Plaintiffs alleged five violations of the FCRA:
1. LinkedIn is a consumer reporting agency, which failed to obtain required certifications.
2. LinkedIn does not verify or make reasonable efforts to verify, the identities of those using Reference Search, or the purpose for which those users are compiling reports.
3. The FCRA requires consumer reporting agencies to assure maximum possible accuracy of the information provided; LinkedIn failed to undertake any reasonable procedures to do so.
4. The FCRA requires agencies to provide a "Notice to Users of Consumer Reports", which includes a user's obligations to provide a notice to consumers when an adverse action is taken, in this case a refusal of employment. LinkedIn does not provide this Notice to Users.
5. Because LinkedIn provides information to users without inquiring into the users' purposes for obtaining the information, the social media site does not have reason to believe the users have permissible purposes as defined by FCRA.
The plaintiffs sought monetary damages, punitive damages, and attorneys' fees and costs. LinkedIn moved for dismissal, citing the plaintiffs' failure to state a claim, and prevailed.
The federal court judge held that:
1. The purpose of LinkedIn is for members to "share their professional identities online" – the information compiled through the site does not constitute a consumer report.

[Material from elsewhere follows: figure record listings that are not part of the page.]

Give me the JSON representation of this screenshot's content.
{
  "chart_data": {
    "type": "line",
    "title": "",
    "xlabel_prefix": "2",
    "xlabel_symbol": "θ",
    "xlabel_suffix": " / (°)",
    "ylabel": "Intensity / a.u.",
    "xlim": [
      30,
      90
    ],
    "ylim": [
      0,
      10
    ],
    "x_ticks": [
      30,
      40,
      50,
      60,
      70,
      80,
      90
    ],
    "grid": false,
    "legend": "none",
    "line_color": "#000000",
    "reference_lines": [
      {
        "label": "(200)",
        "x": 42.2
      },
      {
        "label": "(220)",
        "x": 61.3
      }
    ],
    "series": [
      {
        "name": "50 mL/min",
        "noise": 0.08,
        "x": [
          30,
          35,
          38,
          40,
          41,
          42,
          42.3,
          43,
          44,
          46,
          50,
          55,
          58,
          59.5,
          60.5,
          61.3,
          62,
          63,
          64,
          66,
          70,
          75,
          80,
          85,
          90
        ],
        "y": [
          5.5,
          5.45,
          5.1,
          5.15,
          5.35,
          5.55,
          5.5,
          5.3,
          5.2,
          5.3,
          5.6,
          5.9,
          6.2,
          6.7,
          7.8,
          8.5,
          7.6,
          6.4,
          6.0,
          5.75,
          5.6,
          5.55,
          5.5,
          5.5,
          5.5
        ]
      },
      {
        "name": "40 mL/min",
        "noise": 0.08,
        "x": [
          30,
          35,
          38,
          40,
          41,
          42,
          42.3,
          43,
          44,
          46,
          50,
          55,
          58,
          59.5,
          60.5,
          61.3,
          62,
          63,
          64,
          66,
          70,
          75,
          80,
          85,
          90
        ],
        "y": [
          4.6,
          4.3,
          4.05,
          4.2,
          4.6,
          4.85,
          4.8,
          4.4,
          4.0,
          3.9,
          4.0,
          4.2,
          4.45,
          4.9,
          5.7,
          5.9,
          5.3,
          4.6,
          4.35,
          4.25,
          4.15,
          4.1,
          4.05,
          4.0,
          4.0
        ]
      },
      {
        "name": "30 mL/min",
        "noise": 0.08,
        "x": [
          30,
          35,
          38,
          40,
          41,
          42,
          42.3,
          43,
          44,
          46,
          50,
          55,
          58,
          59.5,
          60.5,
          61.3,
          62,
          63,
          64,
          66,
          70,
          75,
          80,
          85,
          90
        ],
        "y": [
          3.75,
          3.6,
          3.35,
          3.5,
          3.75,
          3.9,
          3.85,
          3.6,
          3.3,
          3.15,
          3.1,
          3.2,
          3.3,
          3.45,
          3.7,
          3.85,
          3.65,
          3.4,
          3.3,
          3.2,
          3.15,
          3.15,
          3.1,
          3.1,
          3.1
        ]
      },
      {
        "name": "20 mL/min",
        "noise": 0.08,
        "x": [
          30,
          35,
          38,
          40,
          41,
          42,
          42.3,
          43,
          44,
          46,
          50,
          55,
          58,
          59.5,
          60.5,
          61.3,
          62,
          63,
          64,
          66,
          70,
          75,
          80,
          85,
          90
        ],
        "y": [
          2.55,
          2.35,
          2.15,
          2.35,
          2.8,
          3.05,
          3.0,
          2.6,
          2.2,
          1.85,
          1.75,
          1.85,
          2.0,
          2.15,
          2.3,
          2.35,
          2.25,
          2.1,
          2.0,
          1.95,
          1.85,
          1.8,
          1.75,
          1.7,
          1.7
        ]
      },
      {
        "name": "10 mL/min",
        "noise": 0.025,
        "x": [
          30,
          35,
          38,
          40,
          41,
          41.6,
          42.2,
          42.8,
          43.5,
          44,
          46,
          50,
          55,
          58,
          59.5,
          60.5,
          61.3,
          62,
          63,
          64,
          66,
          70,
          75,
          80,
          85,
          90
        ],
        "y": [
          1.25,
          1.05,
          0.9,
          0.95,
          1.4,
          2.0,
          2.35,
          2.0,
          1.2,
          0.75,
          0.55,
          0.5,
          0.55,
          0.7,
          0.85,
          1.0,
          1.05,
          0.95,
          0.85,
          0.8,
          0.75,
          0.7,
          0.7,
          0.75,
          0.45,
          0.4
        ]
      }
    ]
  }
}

2. LinkedIn serves to "carry out consumers' information-sharing objectives", whereas a consumer reporting agency's purpose is to furnish information to third parties.
3. The information collected via Reference Search comes from the searcher's networks, not the employment candidate's networks.

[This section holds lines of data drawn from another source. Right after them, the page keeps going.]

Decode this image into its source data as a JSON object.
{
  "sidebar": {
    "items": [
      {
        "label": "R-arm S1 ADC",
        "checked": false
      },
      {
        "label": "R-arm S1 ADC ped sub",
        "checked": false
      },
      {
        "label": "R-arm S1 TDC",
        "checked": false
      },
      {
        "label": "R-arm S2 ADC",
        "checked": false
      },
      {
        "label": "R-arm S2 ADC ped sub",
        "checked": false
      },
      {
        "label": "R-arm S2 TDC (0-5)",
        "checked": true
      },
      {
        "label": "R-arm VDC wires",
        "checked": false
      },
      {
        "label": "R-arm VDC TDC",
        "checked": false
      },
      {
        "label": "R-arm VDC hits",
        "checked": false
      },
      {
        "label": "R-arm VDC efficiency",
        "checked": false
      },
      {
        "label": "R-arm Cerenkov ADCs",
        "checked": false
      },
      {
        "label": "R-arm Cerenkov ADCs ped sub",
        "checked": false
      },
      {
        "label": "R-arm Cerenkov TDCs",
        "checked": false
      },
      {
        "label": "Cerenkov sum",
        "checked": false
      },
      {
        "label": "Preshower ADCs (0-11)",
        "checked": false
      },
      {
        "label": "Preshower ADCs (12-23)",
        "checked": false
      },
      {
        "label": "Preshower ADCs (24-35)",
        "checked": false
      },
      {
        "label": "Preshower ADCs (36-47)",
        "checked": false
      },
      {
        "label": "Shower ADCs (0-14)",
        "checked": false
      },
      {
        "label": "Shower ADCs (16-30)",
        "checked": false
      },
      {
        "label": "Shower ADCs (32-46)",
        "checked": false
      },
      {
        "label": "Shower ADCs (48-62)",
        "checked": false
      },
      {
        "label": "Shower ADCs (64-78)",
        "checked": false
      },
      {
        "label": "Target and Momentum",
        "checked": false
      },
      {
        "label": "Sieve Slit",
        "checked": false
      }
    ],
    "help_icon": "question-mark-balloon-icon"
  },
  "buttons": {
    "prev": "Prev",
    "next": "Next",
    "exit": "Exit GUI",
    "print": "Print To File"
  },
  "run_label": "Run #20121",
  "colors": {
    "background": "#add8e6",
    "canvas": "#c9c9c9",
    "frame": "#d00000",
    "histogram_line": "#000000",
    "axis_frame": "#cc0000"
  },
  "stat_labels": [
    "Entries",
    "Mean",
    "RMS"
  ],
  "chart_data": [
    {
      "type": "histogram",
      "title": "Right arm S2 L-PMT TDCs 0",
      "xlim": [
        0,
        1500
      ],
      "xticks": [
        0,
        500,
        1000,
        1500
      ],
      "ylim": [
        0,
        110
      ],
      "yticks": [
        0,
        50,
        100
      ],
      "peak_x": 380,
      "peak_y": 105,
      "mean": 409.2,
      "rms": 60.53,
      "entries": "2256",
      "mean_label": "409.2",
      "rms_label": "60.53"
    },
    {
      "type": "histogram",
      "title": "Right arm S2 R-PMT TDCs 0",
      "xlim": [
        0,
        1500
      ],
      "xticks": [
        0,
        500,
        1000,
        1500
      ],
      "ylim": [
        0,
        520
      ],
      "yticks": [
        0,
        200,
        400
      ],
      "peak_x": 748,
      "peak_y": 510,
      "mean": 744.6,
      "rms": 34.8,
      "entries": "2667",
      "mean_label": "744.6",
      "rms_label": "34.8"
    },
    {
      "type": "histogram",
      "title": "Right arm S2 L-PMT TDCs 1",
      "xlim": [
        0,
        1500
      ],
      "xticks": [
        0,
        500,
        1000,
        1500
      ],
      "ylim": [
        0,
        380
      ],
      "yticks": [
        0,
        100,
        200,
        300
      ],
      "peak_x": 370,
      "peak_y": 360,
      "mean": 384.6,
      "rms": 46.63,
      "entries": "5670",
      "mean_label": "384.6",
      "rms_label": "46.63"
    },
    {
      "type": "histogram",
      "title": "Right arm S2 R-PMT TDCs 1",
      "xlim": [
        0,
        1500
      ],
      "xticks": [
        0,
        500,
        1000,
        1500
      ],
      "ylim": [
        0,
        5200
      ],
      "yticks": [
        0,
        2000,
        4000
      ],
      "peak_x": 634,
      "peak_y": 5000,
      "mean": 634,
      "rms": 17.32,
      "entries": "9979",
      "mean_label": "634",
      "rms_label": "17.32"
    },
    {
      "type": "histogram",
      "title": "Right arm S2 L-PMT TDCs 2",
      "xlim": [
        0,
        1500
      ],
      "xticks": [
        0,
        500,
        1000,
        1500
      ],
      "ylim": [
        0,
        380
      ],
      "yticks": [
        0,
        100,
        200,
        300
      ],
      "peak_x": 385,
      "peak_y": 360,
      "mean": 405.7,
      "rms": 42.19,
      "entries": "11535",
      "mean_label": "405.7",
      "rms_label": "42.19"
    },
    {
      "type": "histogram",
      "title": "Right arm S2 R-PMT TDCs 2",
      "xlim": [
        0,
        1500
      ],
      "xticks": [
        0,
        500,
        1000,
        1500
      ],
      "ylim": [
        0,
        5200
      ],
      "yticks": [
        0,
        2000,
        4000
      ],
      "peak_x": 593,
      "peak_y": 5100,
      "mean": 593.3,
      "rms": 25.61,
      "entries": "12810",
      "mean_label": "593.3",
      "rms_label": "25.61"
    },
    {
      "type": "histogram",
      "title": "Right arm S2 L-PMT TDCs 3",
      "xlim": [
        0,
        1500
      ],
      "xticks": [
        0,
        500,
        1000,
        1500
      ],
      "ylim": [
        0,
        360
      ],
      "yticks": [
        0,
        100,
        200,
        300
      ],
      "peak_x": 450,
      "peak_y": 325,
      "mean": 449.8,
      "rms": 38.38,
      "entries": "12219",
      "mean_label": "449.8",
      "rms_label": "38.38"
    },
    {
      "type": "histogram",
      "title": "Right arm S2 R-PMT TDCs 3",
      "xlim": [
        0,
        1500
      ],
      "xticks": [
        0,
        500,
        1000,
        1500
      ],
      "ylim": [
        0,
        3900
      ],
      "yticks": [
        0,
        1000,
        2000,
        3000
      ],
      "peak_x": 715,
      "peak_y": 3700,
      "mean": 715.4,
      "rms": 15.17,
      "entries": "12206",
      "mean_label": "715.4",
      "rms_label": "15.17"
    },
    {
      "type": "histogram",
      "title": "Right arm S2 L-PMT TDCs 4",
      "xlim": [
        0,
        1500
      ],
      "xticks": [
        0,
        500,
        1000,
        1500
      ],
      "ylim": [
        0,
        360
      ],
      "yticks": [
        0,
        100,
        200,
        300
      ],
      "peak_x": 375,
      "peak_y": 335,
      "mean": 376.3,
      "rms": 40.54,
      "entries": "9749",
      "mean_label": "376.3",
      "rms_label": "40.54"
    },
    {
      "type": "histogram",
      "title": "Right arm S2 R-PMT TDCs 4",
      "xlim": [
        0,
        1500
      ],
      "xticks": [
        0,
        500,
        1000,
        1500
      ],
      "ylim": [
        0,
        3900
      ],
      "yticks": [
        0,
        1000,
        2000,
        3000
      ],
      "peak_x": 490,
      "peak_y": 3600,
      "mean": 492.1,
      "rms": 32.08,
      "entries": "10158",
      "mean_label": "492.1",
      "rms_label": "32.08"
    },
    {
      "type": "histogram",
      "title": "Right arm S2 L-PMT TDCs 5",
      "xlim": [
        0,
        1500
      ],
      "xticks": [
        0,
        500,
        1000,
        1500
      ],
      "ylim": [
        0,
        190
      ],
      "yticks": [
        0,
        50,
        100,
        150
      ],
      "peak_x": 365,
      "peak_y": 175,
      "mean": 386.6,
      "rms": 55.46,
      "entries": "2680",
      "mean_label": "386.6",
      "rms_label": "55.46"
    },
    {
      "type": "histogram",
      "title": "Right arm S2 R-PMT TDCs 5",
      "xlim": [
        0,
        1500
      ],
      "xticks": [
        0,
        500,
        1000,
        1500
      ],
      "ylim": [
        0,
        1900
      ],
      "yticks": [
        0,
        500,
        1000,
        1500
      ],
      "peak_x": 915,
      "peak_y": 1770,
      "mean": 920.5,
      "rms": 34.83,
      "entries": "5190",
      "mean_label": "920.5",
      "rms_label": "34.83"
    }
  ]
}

4. LinkedIn does not market this information as reliable.
The plaintiffs may amend their complaint in future, so the case is not entirely put to rest yet. Arguably though, the information provided via Reference Search is not so different from the information an employer may glean by calling or emailing contacts s/he may already know at a candidate's former places of work.
For the moment, employers may continue to use social media websites as an informal type of background check without rising to the level of a “consumer reporting agency.” However, employers should only do so with caution. California employers are prohibited, under Labor Code §980, from:
1. Asking employees or prospective hires for usernames and passwords of their social media accounts;
2. Retaliating, by discharging, disciplining, or threatening job seekers or employees for refusing to provide their usernames and passwords;
3. Asking candidates or employees to log on to their personal accounts while in the presence of the employer, management, human resources representative, etc.
Employers using social media may also be at risk for discrimination claims though, should their findings result in hiring, firing or promotion decisions based on protected characteristics they may discover in search results.
For example, an employee who thinks s/he was passed over for a promotion because s/he Tweeted about personal medical conditions or political beliefs may allege Fair Employment and Housing violations.
Before Googling the next applicant or current employees, employers should consider the risks carefully and consult employment counsel.